5 Karya Senayan City x Jakarta Designer's Room Di JFW 2019

Foto: Nadhira Aliya

Pada Rabu (24/10), deCODE mendapat kesempatan untuk melihat peragaan busana yang ditampilkan oleh Senayan City x Jakarta Designer’s Room (JDR) disana. Dalam pergelaran busana tersebut, Senayan City berkolaborasi dengan 5 designer lokal yang tergabung dalam JDR. JDR sendiri merupakan suatu komunitas bisnis untuk designer yang bertujuan untuk menciptakan creative entrepreneurship dalam indusrti fashion.

5 designer tersebut adalah Danjo Hiyoji, KLE, Hunting Fields, XY dan Nikicio Black Label. Dilansir dari website resmi Jakarta Fashion Week, tema yang mereka angkat adalah IN.VAGUE. IN.VAGUE sendiri berarti kalbu, samar, tak teridentifikasi dalam artian lain, desain yang mereka memiliki keunikan masing-masing dan tidak bisa disamakan.

Masing-masing designer memiliki gaya dan tema mereka masing-masing. Seperti, Danjyo Hiyoji yang menampilkan koleksi terbarunya dengan tema “Pleisure”. Dalam koleksinya kali ini, mengedepankan tampilan sederhana, oversized, namun dengan potongan yang menarik.
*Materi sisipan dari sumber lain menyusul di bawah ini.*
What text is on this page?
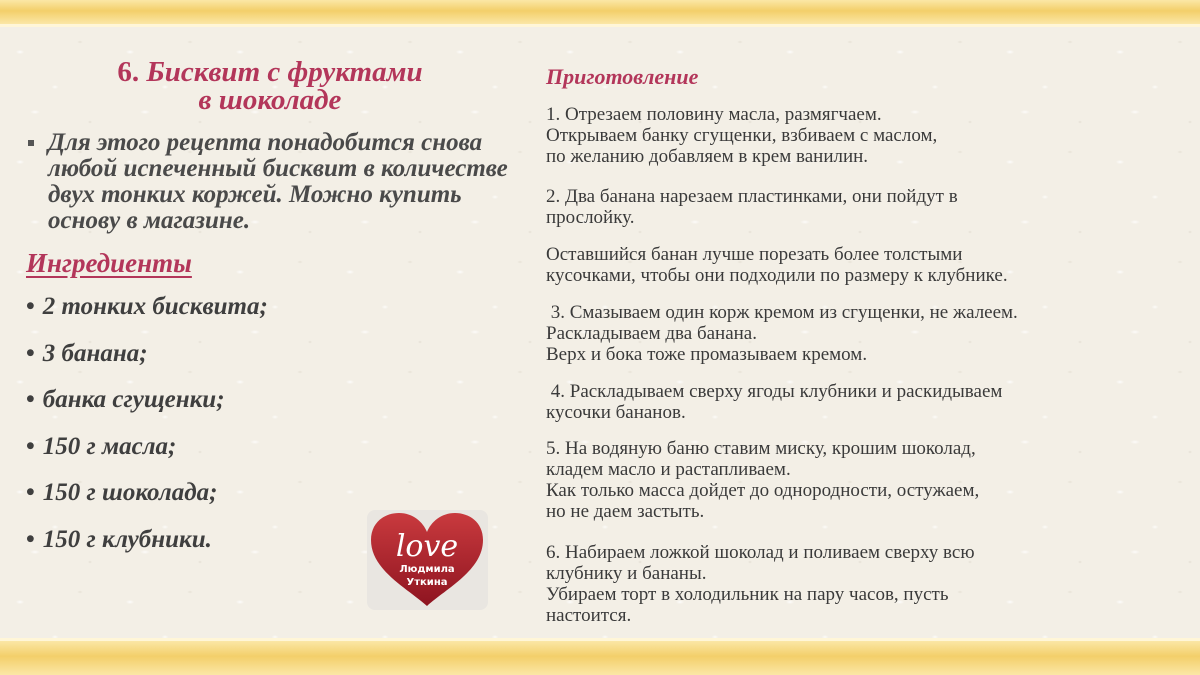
6. Бисквит с фруктами
в шоколаде
Для этого рецепта понадобится снова любой испеченный бисквит в количестве двух тонких коржей. Можно купить основу в магазине.
Ингредиенты
• 2 тонких бисквита;
• 3 банана;
• банка сгущенки;
• 150 г масла;
• 150 г шоколада;
• 150 г клубники.	love
Людмила
Уткина
Приготовление
1. Отрезаем половину масла, размягчаем.
Открываем банку сгущенки, взбиваем с маслом,
по желанию добавляем в крем ванилин.
2. Два банана нарезаем пластинками, они пойдут в
прослойку.
Оставшийся банан лучше порезать более толстыми
кусочками, чтобы они подходили по размеру к клубнике.
3. Смазываем один корж кремом из сгущенки, не жалеем.
Раскладываем два банана.
Верх и бока тоже промазываем кремом.
4. Раскладываем сверху ягоды клубники и раскидываем
кусочки бананов.
5. На водяную баню ставим миску, крошим шоколад,
кладем масло и растапливаем.
Как только масса дойдет до однородности, остужаем,
но не даем застыть.
6. Набираем ложкой шоколад и поливаем сверху всю
клубнику и бананы.
Убираем торт в холодильник на пару часов, пусть
настоится.
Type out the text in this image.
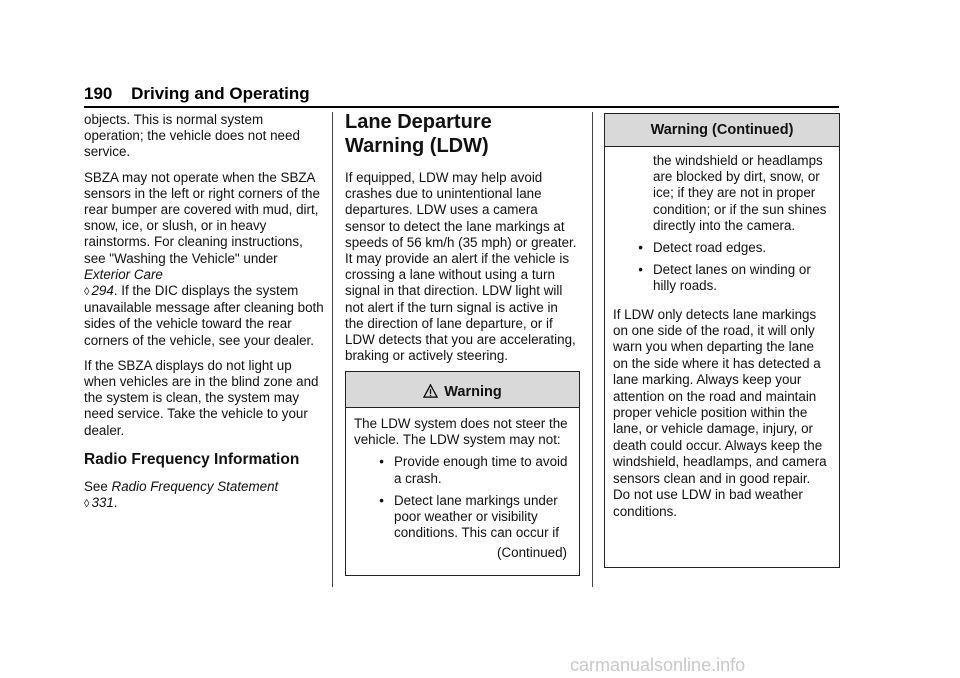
190 Driving and Operating

objects. This is normal system operation; the vehicle does not need service.

SBZA may not operate when the SBZA sensors in the left or right corners of the rear bumper are covered with mud, dirt, snow, ice, or slush, or in heavy rainstorms. For cleaning instructions, see "Washing the Vehicle" under Exterior Care
◊ 294. If the DIC displays the system unavailable message after cleaning both sides of the vehicle toward the rear corners of the vehicle, see your dealer.

If the SBZA displays do not light up when vehicles are in the blind zone and the system is clean, the system may need service. Take the vehicle to your dealer.

Radio Frequency Information

See Radio Frequency Statement
◊ 331.

Lane Departure
Warning (LDW)

If equipped, LDW may help avoid crashes due to unintentional lane departures. LDW uses a camera sensor to detect the lane markings at speeds of 56 km/h (35 mph) or greater. It may provide an alert if the vehicle is crossing a lane without using a turn signal in that direction. LDW light will not alert if the turn signal is active in the direction of lane departure, or if LDW detects that you are accelerating, braking or actively steering.

Warning

The LDW system does not steer the vehicle. The LDW system may not:

• Provide enough time to avoid a crash.
• Detect lane markings under poor weather or visibility conditions. This can occur if
(Continued)
Warning (Continued)

the windshield or headlamps are blocked by dirt, snow, or ice; if they are not in proper condition; or if the sun shines directly into the camera.

• Detect road edges.
• Detect lanes on winding or hilly roads.

If LDW only detects lane markings on one side of the road, it will only warn you when departing the lane on the side where it has detected a lane marking. Always keep your attention on the road and maintain proper vehicle position within the lane, or vehicle damage, injury, or death could occur. Always keep the windshield, headlamps, and camera sensors clean and in good repair. Do not use LDW in bad weather conditions.

carmanualsonline.info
Berbeda dengan KLE, pada perhelatan tesebut KLE menampilkan koleksi Existensialism Fall/Winter 2018. Melalui koleksi ini, KLE mencoba menampilkan dunia dalam diri, juga keberadaan kita yang kecil di tengah jagad raya yang luas. Pilihan warna yang digunakan adalah monkromatik; hitam dan abu-abu, dengan sentuhan merah.

Sementara itu, Hunting Fields membawakan tema ‘Duality’ yang menceritakan perpaduan dari disharmony atau unsur-unsur yang berlawanan. Warna yang digunakan adalah hitam, navy, abu-abu dan ivory Sementara itu, Nickio menampilkan busana bagi wanita yang menginspirasi. Wanita yang menginspirasi tersebut digambarkan dalam bentuk potongan busana yang lurus dengan volume yang tegas.
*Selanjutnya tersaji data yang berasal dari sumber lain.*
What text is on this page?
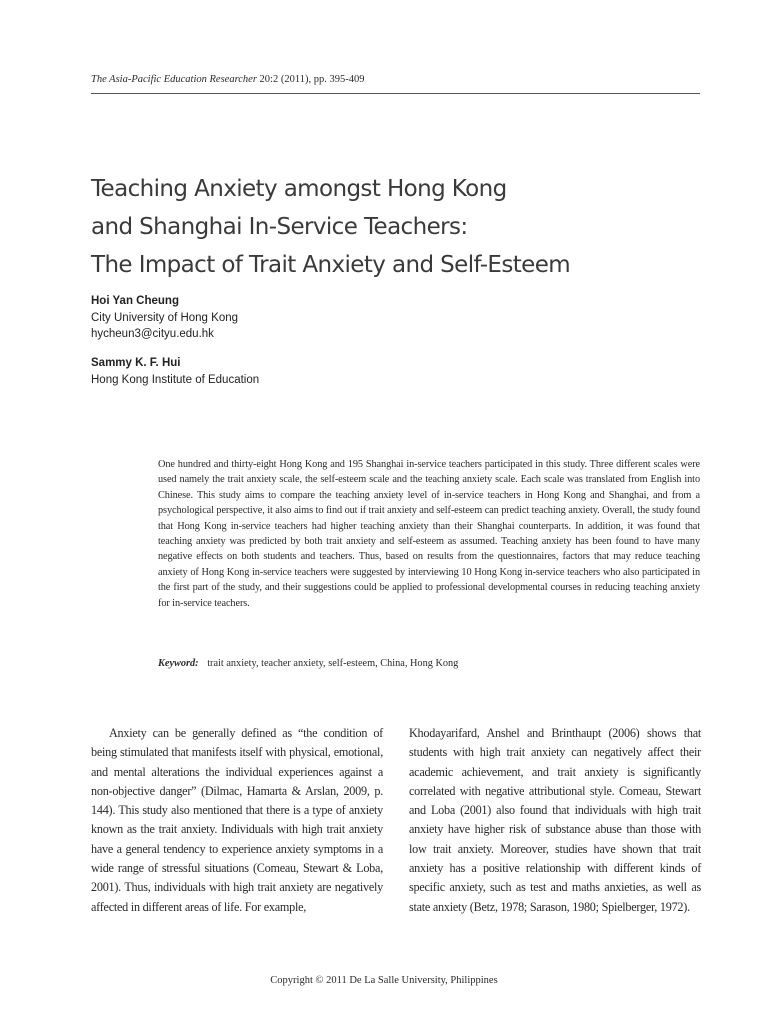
The Asia-Pacific Education Researcher 20:2 (2011), pp. 395-409
Teaching Anxiety amongst Hong Kong
and Shanghai In-Service Teachers:
The Impact of Trait Anxiety and Self-Esteem
Hoi Yan Cheung
City University of Hong Kong
hycheun3@cityu.edu.hk
Sammy K. F. Hui
Hong Kong Institute of Education
One hundred and thirty-eight Hong Kong and 195 Shanghai in-service teachers participated in this study. Three different scales were used namely the trait anxiety scale, the self-esteem scale and the teaching anxiety scale. Each scale was translated from English into Chinese. This study aims to compare the teaching anxiety level of in-service teachers in Hong Kong and Shanghai, and from a psychological perspective, it also aims to find out if trait anxiety and self-esteem can predict teaching anxiety. Overall, the study found that Hong Kong in-service teachers had higher teaching anxiety than their Shanghai counterparts. In addition, it was found that teaching anxiety was predicted by both trait anxiety and self-esteem as assumed. Teaching anxiety has been found to have many negative effects on both students and teachers. Thus, based on results from the questionnaires, factors that may reduce teaching anxiety of Hong Kong in-service teachers were suggested by interviewing 10 Hong Kong in-service teachers who also participated in the first part of the study, and their suggestions could be applied to professional developmental courses in reducing teaching anxiety for in-service teachers.
Keyword: trait anxiety, teacher anxiety, self-esteem, China, Hong Kong
Anxiety can be generally defined as “the condition of being stimulated that manifests itself with physical, emotional, and mental alterations the individual experiences against a non-objective danger” (Dilmac, Hamarta & Arslan, 2009, p. 144). This study also mentioned that there is a type of anxiety known as the trait anxiety. Individuals with high trait anxiety have a general tendency to experience anxiety symptoms in a wide range of stressful situations (Comeau, Stewart & Loba, 2001). Thus, individuals with high trait anxiety are negatively affected in different areas of life. For example,
Khodayarifard, Anshel and Brinthaupt (2006) shows that students with high trait anxiety can negatively affect their academic achievement, and trait anxiety is significantly correlated with negative attributional style. Comeau, Stewart and Loba (2001) also found that individuals with high trait anxiety have higher risk of substance abuse than those with low trait anxiety. Moreover, studies have shown that trait anxiety has a positive relationship with different kinds of specific anxiety, such as test and maths anxieties, as well as state anxiety (Betz, 1978; Sarason, 1980; Spielberger, 1972).
Copyright © 2011 De La Salle University, Philippines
5 Karya Senayan City x Jakarta Designer's Room Di JFW 2019

Foto: Nadhira Aliya

Sedangkan, melalui busananya label XY mencoba menceritakan “Story of John Doe”. John Doe sendiri merupakan istilah yang digunakan untuk seseorang yang identitasnya tidak diketahui. Melalui desainnya itu XY mencoba menyampaikan perjalanan manusia dalam mencari hasrat dan diri melalui dalam beberapa fase. Yaitu, The Unidentified, The Journey dan Self-Knowing.

Nah sahabat deCODE, bagaimana keseruan acara Jakarta Fashion Week 2019 kemarin? Namun sayang sekali, pagelaran mode busana JFW 2019 sudah berakhir pada 26 Oktober 2018. Mari kita tunggu kehadiran Jakarta Fashion Week di tahun selanjutnya!